Sherralyn Sneezer, PhD student at RIT (in association with ESI) and a member of the Navajo Nation, attended and presented an overview of North American Tribal Communities’ energy access challenges (along with presentations from the other regions represented). The workshop was designed to accelerate applied innovation in the energy access and equity domain, and to lay the foundation for a Global Energy Access Lab (GEAL) to meet the challenge of affordable, equitable, and clean energy access for 2 billion underserved people worldwide.The workshop succeeded in catalyzing this action by convening leading innovators and practitioners from across geographical regions in a structured, facilitated format, to foster synergies and catalyze cross-pollination. In particular, the event sought to position innovators in the developing world as full peers with their industrialized counterparts, and to enable knowledge transfer in all directions.
The immersive two-day workshop brought together select thought and practice leaders from all sectors to share and create novel ideas that will accelerate energy access and transitions, spanning technology, policy, finance, consumer behavior, and workforce challenges. The group explored 10 topical areas bearing on energy access, delineated a number of key action areas for innovation, and ultimately worked in teams to produce designs for actionable prototype projects. The event, which was funded by the Rockefeller Foundation through the e-GUIDE initiative, produced immediately useful networks and learnings, and also explored the development of an ongoing field of practice and collaboration. Work on that development has begun, based on a strong consensus among the Workshop participants that ongoing collaboration is called for.

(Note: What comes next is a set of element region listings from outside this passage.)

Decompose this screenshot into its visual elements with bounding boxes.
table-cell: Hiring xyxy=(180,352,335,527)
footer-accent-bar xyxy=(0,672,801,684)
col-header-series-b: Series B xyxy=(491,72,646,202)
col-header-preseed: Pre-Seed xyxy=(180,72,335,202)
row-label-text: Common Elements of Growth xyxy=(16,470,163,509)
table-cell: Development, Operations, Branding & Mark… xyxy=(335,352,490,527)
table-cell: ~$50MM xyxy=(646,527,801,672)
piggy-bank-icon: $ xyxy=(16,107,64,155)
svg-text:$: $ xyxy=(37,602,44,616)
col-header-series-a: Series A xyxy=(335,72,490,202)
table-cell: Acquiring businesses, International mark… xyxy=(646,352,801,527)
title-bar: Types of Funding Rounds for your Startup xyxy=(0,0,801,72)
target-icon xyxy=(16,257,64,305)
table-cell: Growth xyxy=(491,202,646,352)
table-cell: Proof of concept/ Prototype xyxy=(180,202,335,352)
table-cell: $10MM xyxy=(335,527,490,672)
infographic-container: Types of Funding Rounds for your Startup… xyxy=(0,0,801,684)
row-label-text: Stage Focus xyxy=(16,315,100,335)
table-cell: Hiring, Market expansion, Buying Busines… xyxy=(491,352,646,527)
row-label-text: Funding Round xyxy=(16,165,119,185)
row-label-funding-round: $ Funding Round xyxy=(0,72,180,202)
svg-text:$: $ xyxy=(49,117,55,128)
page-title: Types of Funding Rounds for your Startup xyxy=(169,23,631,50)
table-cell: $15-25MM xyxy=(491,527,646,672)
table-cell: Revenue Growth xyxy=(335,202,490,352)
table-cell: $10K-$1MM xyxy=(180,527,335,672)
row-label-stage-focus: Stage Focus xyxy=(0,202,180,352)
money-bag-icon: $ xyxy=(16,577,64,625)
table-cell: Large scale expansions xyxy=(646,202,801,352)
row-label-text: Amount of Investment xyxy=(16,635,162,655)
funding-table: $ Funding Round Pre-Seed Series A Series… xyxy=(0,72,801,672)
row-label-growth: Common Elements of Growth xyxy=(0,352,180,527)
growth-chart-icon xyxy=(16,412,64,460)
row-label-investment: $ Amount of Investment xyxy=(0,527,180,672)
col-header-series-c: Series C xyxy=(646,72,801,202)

Twenty-five participants attended the workshop, by invitation, selected according to the following criteria: deep domain expertise; creative problem-solving capacity; innovative practice; and exposure to the full breadth of progress across theaters and geographic regions. Regions represented included sub-Saharan Africa, Southeast Asia, Alaska and the Arctic, Native American communities, and small island nations in the Caribbean. Organizations attending included the Africa Minigrid Developers Association, the Global Energy Alliance for People and Planet, EM-ONE Energy, ThirdWay Africa, Camus Energy, IFC, University of Alaska, HOMER Energy, SteamaCo, University of Puerto Rico, Cross Boundary Innovation Lab, and SparkMeter.
Core Partners
MSL Advisor Nathan Williams, Assistant Professor at the Rochester Institute of Technology (RIT), and MSL President David Breecker convened the event, which MSL designed and Breecker facilitated. Williams, whose research has included data analytics applications for remote electrification in Africa, has served as a visiting instructor at Carnegie Mellon University’s campus in Rwanda.
The Core Partners are supported by an advisory committee representing leading organizations in the relevant regions, including IFC, Camus Energy, World Bank, Rockefeller Foundation, RMI, WRI, and University of Alaska Anchorage.